While this is a very vast and subjective topic, we will try to discuss some of the key elements here. Since there are numerous factors that vary depending on your business needs, local data security and privacy policies, and legal policies.

a) Identifying Data to be Archived:

It is very crucial to identify what data you would like to archive. The criteria may vary from object to object. Do not forget to note how the objects are related to each other since deleting a parent record may end up deleting all its child records. If you miss out on archiving the records from child objects before you archive the records from a parent object, you may end up losing all your data stored in child objects.

b) Archiving the data:

As salesforce is a relational database, you may want to archive your data in such a way that whenever you restore the data, the relationships shall be preserved. How you maintain a relationship with the archived data is of utmost importance since most of the time when you need your data back, you would need all the related data restored as well. Order in which you archive your data as well is equally important. The frequency of running the archival jobs is another key topic.

c) Restoring the data:

Restoring your archived data is the most complicated step out of all these. The very first step in restoring the data is, how the user will identify the data that needs to be restored is already there in the archived records.

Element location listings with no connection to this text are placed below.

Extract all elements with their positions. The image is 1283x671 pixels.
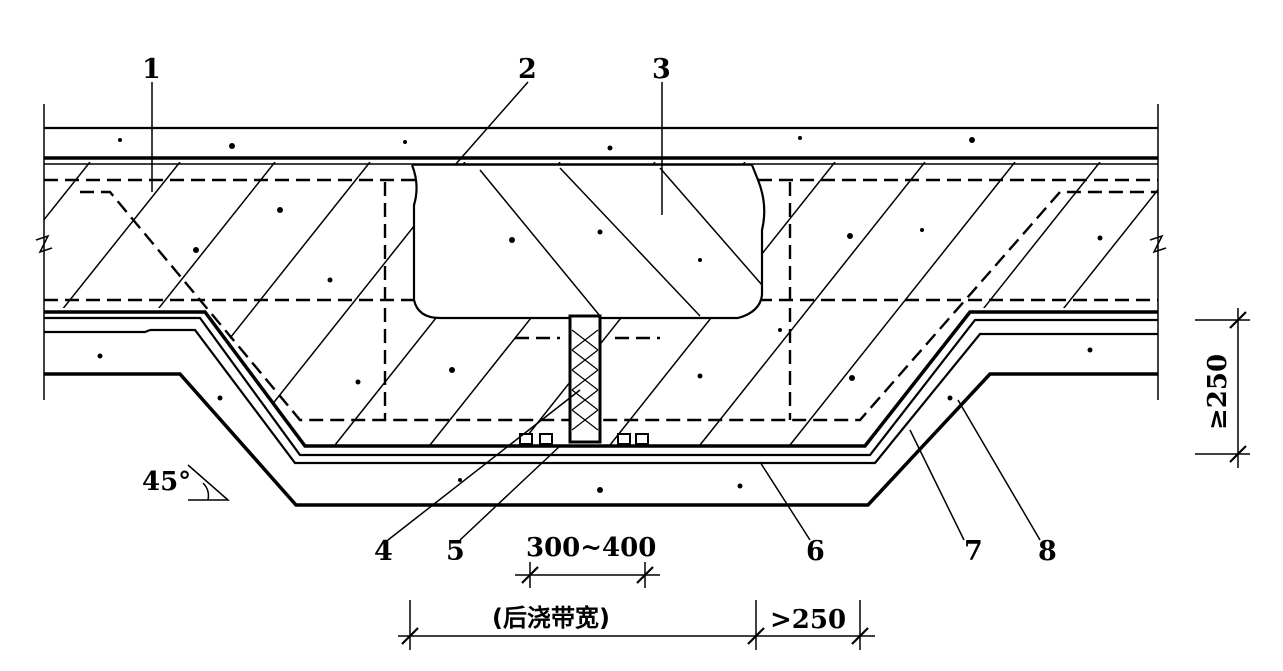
label-1: 1 <box>142 54 161 85</box>
angle-marker: 45° <box>142 464 230 501</box>
water-stop <box>519 314 649 445</box>
top-screed-layer <box>43 104 1159 400</box>
label-3: 3 <box>652 54 671 85</box>
aggregate-dots <box>97 136 1103 493</box>
label-4: 4 <box>374 536 393 567</box>
leader-lines <box>151 81 1041 541</box>
depth-dimension-label: ≥250 <box>1203 354 1233 430</box>
joint-width-dimension: 300~400 <box>526 533 656 563</box>
label-6: 6 <box>806 536 825 567</box>
label-5: 5 <box>446 536 465 567</box>
overlap-dimension: >250 <box>770 605 846 635</box>
strip-width-dimension: (后浇带宽) <box>492 604 610 632</box>
post-pour-block <box>410 164 766 320</box>
label-2: 2 <box>518 54 537 85</box>
label-8: 8 <box>1038 536 1057 567</box>
callout-labels: 1 2 3 4 5 6 7 8 <box>142 54 1057 567</box>
angle-label: 45° <box>142 467 191 497</box>
label-7: 7 <box>964 536 983 567</box>
waterproof-layers <box>44 310 1158 507</box>
depth-dimension: ≥250 <box>1195 308 1250 468</box>
dimension-lines: 300~400 (后浇带宽) >250 <box>398 533 875 650</box>
break-marks <box>35 234 1167 254</box>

Further users should be easily able to restore the exact data that they want (An unsaid requirement would be all the related data has to be restored as well!) There are few other challenges while restoring some of the related data since there may be self / circular relationships involved. In some cases when you are restoring the data, the picklist values might have changed, or the users referred in the archived records may have been deactivated. Some of the system validations, as well as triggers/automation processed, may need to be bypassed where some may still need to be there. In case you have any integrations and external Id’s they add more complexity to the recovery process.

d) Handling the duplicates:

This is one of the most important and most ignored factors. You must ensure that there are no duplicates across your archived data + your live data. This includes constantly monitoring all your newly created records against the archived data such that whenever you come across any duplicates, you restore your archived data and merge it together.

5. Best practices:

Below are some of the best practices that you should implement in order to ensure data quality in Salesforce:

a) Duplicate rule/jobs: Leverage benefit of duplicate rules across standard as well as a custom object.

b) Data Purging Policy: Define and implement a data purging policy such that data quality can be maintained.

c) Closely monitoring your org data limits: Have a monthly or quarterly review meeting, where you may monitor and analyze your consumption of Data limits as well as other salesforce governor limits.

6. Take Away:

Data Archival/Backup is one of the most ignored topics while implementing Salesforce, it turns out to be one of the biggest risks over time as your implementation grows in terms of Data. It is very important to plan your Archival strategy beforehand to avoid the after-effects.